Speaking of Grimm, it is unfortunate that his Deutsche Mythologie has not been translated into a Slavic language (as far as we know). There are lots of interesting tidbits throughout that book…
Most adults are aware that light travels faster than sound. The difference is actually quite significant. The speed of light is about 186,000 miles per second whereas sound will travel only 1,125 feet in that same second. It is for this reason that when you see lightning, you then expect to hear thunder. In fact, you can calculate how far lightning struck from you merely by counting the number of seconds that pass when you hear the thunder sound that follows it.
What does that have to do with Grimm and Slavs?
Well, there is an interesting passage in Procopius that says something like:
“For they believe that one God, the maker of lightning, is alone lord of all things, and they sacrifice to him cattle and all other victims…”
For years, it was assumed that this was a reference to the Russian Perun.* And yet, as we know the Polish Piorun, the East Slav Perun or Lithuanian Perkunas refer to thunder not lightning. Is the same God the maker of lightning?
* note: the cattle reference suggested Veles to some but, to the extent that there even was any Veles, it seems odd to sacrifice “cattle” to the alleged “cattle god”. Veles can, on the other hand, be another name for Piorun.
We might say yes if we look at expressions such as “Jasny piorun”, “jasny grom” and others… And yet these expressions seem like conflations of two independent atmospheric phenomena.
The distinction of these two phenomena is hinted at in the 8th century work of Cosmography of Aethicus Ister where we learn that:
“Naxos and Melos and these islands are islands of the Cyclades, and the very round Isle of Melon as well, which is ver fertile; Jason, Pluto or Paron, and Pharius were born there.”
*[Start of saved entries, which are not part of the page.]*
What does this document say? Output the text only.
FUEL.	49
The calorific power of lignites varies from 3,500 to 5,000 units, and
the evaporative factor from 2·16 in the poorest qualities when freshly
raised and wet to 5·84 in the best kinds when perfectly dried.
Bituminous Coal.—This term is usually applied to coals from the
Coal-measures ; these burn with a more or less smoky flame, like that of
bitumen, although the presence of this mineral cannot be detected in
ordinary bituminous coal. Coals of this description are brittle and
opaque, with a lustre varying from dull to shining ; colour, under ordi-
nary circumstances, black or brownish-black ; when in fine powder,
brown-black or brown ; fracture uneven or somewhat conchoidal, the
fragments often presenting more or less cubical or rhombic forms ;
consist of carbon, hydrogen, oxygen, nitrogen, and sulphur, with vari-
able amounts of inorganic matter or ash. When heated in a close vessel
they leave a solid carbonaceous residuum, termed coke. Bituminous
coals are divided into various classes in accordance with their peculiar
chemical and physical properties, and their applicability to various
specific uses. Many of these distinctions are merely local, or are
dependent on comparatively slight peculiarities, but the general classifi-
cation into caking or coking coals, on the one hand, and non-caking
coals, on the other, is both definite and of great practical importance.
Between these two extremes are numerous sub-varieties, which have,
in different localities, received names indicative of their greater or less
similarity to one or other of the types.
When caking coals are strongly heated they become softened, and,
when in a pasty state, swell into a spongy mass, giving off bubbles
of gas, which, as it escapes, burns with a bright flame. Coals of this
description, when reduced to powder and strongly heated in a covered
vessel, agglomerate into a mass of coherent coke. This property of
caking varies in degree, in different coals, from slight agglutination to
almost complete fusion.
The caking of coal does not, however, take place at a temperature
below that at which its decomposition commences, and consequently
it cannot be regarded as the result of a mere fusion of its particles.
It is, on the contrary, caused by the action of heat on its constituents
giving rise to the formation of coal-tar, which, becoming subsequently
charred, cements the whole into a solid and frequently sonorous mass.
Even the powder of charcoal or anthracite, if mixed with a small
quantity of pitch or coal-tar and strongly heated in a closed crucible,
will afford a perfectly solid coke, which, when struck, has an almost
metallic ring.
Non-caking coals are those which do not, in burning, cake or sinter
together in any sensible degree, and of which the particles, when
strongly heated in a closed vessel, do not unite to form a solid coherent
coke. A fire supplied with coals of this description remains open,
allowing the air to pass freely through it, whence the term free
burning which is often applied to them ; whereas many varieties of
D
Naxon et Melos et ipsae insolae Cicladum insolaque Melon rotundissima adeo et fertilis, ubi Iason et Plutonem uel Paronem et Pharium editos.
Here Paron is equated with Pluto but “Iason” remains separate.
So what does this have to do with Grimm, again?
Well, we’ve previously noted the strange fact that Odin simply means “one” in Russian/Ukrainian (Polish jeden – eden?).
Did Grimm know that? He was a competent anthropologist, well-learned in Teutonic, Gallic and Slavic beliefs.
And so right at the beginning of the very first edition of his book, he mentions some Slavic Gods.
Among those, looking for similarities and differences between Slavic and Germanic Gods, he notices a God from the Slavic region of Krain (Italian Carniola) in today’s Slovenia (mentioned in a local dictionary). That God’s name is Torik or Tork. Grimm looks at the name and expresses his belief that this (war!) God has nothing to do with either the Germanic Tyr nor Thor.
So far so good…
But Grimm then provides an explanation of the Slavic God’s name, the implication of which he does not appear to grasp.
He says that the Slavic God’s name simply comes from vtorik, that is the “other” or “second”. He says this is because the Slavic Torik was a war God and the name was a simple translation of the name Mars. Mars or Martis was and is Tuesday (incidentally, Tyr’s day) which was the second day of the Slavic week. So the Slavs started to call their Mars by using their translated name of the “second” day of the week which day was dedicated to the god Mars.
This may or may not be true, of course.
A much more interesting question, however, is why is Thor called Thor or Tyr called Tyr?
And here is the real brain twister. How is it that two Germanic Gods’ names Odin and his “son” Thor correspond to Slavic numerals of one and two. Note also that vtori can mean the returning, repeated.
And why is Odin called Odin, again? What is the Germanic etymology here?
Moreover, is not the God of Lightning, the “first” God? You see lightening first before you hear the corresponding thunder. Lighting is, well, bright. Brightness corresponds to the name of the God Jasion (the Polish Jaś), the God of the “year” or Jahr or spring (Slavic v-esna or v-iosna) also the God of agriculture rebirth (notice the adventure with Demeter – Dea – meter – the Mother Goddess but also the Earth Goddess).
First, comes Jasion (“lightning”) and then comes Peron (“thunder”).
“Father” and “Son”.
Odin and Vtor
Odin and Thor.
Was then Zeus Thor who struck his father Jasion in an act of not simply “divine punishment” but usurpation?
Incidentally, Jasion is also mentioned in Sacra Moraviae Historia where He is referred to as “Chasson/sive Jassen”.
It is also noteworthy that “Chasson” was the name of one of the Slavic leaders in Book 2 of the Miracles of Saint Demetrius.